Analysing CV searches with Delicious

I put my CV online recently, and having the machine that serves this website (an iMac running Ubuntu Linux) sitting in the study, I can almost ‘feel’ the HTTP requests entering the house, going down the wire, and being served, like lumps travelling down a pipe in a Tom & Jerry cartoon.

So I was thinking about doing something useful with Apache’s access log, more than what I already have with the excellent Webalizer. Inspired (as ever) by Jon Udell‘s “ongoing fascination with Delicious as a user-programmable database“, I decided to pipe the access log into a Perl script and pull all the Google search referrer URLs that led to /qmacro/CV.html. For every referrer URL found, I grabbed the query string that was used and split it into words, removing noise. I also made a note of the top level domain for the Google hostname – a very rough indication of where queries were coming from.

But rather than create a database, or even an application, to analyse the results, I just posted the information as bookmarks to Delicious (after a simple incantation of *perl -MCPAN -e ‘install Net::Delicious‘ *- just what I needed, thanks!).

Delicious is a database, and by its very nature and purpose has a flavour that lends itself very well to loosely coupled data processing and manipulation. It’s about URLs and tags. It’s about adding data, replacing data, removing data. Basic building blocks and functions. Every item in the database has, and is keyed by, a URL, and as such, every item is recognised and treated as a first class citizen on the web. Even the metadata (tag information) is treated the same.

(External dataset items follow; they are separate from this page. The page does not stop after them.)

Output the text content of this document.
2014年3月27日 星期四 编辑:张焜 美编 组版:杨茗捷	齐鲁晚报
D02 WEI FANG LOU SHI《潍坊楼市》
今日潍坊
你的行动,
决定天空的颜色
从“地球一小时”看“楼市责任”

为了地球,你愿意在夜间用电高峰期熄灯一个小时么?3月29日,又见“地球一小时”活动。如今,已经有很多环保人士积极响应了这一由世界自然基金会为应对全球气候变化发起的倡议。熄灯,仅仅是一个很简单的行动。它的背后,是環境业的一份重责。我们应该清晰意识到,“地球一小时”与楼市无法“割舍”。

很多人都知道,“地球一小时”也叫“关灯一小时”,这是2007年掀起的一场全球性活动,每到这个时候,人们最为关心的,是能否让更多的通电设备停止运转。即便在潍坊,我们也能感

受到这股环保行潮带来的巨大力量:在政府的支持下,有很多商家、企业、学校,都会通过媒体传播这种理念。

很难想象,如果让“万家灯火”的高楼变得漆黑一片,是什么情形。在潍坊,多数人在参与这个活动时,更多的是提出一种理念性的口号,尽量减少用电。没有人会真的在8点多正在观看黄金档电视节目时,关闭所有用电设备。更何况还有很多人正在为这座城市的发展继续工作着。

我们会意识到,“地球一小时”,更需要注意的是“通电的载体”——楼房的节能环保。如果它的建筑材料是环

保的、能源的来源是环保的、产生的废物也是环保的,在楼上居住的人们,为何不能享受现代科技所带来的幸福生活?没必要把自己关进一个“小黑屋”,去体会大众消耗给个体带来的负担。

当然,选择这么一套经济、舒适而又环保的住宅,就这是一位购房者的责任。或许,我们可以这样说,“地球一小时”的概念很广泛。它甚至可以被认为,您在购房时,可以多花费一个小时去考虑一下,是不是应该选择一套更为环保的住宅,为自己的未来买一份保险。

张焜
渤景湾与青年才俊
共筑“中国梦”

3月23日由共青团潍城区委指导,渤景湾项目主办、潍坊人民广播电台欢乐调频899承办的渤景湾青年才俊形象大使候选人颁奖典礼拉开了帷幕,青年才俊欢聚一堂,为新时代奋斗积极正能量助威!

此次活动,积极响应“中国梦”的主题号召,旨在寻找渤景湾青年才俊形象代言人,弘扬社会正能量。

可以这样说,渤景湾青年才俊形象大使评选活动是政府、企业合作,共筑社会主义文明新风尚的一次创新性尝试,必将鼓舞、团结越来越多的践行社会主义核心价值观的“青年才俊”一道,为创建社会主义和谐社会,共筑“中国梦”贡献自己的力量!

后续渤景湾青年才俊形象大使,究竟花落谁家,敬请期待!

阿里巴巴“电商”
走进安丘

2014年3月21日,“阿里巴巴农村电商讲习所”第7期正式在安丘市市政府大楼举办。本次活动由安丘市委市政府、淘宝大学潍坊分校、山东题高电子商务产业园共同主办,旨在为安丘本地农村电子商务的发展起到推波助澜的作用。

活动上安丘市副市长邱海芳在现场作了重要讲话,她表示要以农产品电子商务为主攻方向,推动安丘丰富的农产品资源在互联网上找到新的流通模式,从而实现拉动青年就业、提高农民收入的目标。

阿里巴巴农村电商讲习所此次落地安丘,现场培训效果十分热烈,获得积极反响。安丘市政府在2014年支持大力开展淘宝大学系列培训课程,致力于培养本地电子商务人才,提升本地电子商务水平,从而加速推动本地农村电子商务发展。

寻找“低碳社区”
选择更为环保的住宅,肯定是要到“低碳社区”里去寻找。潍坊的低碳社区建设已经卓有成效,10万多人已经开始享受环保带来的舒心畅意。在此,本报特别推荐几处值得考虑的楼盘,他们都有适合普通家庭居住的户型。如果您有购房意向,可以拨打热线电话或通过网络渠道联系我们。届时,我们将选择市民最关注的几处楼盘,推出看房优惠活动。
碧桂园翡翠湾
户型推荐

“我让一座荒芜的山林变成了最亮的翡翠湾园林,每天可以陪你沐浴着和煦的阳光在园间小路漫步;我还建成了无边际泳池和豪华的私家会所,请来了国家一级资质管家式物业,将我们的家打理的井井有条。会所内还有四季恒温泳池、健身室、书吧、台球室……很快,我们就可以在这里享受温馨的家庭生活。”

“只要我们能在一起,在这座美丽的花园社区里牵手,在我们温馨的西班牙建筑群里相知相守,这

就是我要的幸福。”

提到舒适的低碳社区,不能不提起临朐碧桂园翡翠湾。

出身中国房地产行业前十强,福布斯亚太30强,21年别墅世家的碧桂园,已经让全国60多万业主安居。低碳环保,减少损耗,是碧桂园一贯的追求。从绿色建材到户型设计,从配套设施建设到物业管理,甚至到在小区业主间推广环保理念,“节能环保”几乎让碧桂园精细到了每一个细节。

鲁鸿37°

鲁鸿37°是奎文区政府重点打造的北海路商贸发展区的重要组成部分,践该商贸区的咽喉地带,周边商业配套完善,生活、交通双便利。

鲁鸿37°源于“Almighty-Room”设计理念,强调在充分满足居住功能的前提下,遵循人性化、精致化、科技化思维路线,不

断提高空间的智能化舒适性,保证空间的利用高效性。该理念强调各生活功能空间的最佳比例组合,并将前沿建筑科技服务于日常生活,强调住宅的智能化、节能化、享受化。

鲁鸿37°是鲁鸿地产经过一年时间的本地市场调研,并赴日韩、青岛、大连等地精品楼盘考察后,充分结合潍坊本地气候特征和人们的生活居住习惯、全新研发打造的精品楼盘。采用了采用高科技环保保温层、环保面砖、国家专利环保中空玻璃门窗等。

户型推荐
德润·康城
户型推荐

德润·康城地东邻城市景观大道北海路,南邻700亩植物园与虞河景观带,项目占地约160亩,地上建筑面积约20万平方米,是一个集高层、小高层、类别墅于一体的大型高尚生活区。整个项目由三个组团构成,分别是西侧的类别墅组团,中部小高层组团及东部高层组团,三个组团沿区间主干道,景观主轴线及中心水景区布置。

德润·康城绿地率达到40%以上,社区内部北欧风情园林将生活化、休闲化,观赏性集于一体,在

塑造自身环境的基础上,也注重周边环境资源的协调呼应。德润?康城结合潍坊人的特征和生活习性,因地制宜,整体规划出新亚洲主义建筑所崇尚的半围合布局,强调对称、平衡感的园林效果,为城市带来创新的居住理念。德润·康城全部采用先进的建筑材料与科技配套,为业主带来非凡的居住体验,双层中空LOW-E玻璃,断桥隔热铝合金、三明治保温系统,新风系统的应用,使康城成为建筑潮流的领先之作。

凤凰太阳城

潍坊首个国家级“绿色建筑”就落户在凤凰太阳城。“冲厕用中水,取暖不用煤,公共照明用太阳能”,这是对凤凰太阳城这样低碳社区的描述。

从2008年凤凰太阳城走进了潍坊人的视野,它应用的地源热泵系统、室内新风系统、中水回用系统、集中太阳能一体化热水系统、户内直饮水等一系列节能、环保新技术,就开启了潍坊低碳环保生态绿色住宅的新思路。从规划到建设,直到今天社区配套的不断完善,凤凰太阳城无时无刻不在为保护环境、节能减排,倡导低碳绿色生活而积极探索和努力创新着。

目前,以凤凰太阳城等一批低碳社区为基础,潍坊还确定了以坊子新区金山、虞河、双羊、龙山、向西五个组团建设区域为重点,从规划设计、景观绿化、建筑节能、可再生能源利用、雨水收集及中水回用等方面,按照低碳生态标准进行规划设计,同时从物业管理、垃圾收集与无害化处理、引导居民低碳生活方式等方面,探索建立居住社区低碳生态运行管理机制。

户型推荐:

So what did I end up with? Well, for a start, I have a useful collection of referring CV search URLs, the collection being made via a common grouping tag ‘cvsearchkeywords‘ that I assigned to each Delicious post in addition to the tags derived from the query string.

CV search keywords on Delicious

I also have a useful analysis of the search keywords, in the list of “Related Tags” – tags related to the common grouping tag. I can see right now for example that beyond the obvious ones such as “cv”, popular keywords are abap, architect and developer. What’s more, that analysis is interactive. Delicious’s UI design, and moreover its excellent URL design, means that I can drill down and across to find out what keywords were commonly used with others, for example.

That collection, and that analysis, will grow automatically as soon as I add the script to the logrotate mechanism on the server. That is, of course, assuming people remain interested in my CV!

And my favourite referrer search string so far? “How to write a CV of a DJ” :-)